Investors in the fund therefore have exposure to the appreciation of the land value but no direct exposure to the annual production of the crops or their value, although of course the land value is closely linked to its output and the cost of those crops. The land is bought in reais but the long-term valuation of Brazilian farmland is correlated to dollar-denominated commodities and so the fund’s local-currency risk is short-term and minimal, according to McLornan.
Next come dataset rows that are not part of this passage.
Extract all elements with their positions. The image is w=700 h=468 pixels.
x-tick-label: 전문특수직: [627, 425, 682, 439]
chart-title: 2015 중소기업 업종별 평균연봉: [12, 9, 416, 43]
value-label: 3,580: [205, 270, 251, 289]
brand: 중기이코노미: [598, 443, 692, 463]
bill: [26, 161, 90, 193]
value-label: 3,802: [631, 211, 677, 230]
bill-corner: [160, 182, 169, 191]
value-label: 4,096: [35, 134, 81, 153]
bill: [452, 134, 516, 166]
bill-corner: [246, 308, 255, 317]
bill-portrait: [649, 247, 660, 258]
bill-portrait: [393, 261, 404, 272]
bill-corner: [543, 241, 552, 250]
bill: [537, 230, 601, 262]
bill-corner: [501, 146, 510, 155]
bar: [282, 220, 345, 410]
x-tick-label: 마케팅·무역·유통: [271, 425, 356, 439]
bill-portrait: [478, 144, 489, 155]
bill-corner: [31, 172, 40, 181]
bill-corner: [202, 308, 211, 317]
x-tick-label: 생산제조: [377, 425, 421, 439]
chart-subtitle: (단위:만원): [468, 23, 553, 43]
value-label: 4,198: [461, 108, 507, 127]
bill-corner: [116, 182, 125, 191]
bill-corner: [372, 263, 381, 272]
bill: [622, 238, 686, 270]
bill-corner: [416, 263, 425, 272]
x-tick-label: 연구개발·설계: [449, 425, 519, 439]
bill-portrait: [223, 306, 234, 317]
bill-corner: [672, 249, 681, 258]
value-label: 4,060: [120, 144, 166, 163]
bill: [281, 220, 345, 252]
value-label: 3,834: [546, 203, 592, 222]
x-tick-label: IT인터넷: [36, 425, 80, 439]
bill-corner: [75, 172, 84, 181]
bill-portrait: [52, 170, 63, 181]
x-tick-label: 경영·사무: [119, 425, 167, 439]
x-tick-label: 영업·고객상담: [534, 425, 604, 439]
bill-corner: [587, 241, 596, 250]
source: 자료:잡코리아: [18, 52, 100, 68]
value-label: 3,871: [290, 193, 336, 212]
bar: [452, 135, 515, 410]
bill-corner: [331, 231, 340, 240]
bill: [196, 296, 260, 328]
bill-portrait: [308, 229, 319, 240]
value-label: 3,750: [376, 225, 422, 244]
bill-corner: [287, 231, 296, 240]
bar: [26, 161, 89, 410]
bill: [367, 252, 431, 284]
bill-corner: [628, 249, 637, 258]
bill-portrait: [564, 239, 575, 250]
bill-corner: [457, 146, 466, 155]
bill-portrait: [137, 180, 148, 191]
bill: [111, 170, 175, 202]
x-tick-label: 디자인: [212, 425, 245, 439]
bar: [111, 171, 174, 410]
Rabobank warns investors that the main barrier to entry is "identifying large contiguous tracks of good farmland offering attractive returns [because of huge] micro-volatility." McLornan argues that partnering with SLC, which has been in operation since 1977, dramatically reduces the risks for foreign-based investors. "Historically, what generally happened is that investors would find a local partner and they would give it 100% of the cash and it would invest it for you and you would share the returns on exit. The question is would that partner be as diligent as if it was spending its own money? This is a partnership and SLC has a lot of skin in the game – we are very closely aligned."
McLornan estimates an internal rate of return of 22% for investors during the five-year land development phase, based on an appreciation of the land value of 9% a year. In the past 10 years the average appreciation of farmland in the region has been 12%, but in recent years the growth has been much higher: according to SLC it has grown by 34.7% in the past 36 months and BrasilAgro, another Bovespa-listed farming company, estimates the value of farmland has risen by between 16.9% and 26.2% in the past year. Does McLornan worry that investors will have missed the opportunity? "That’s exactly why we have looked at the average for the past 10 years," says McLornan. "In grains you have these spikes – driven by weather issues essentially – but when you smooth out the spikes you get the 10% to 15% increase per anum and that’s where we are focused."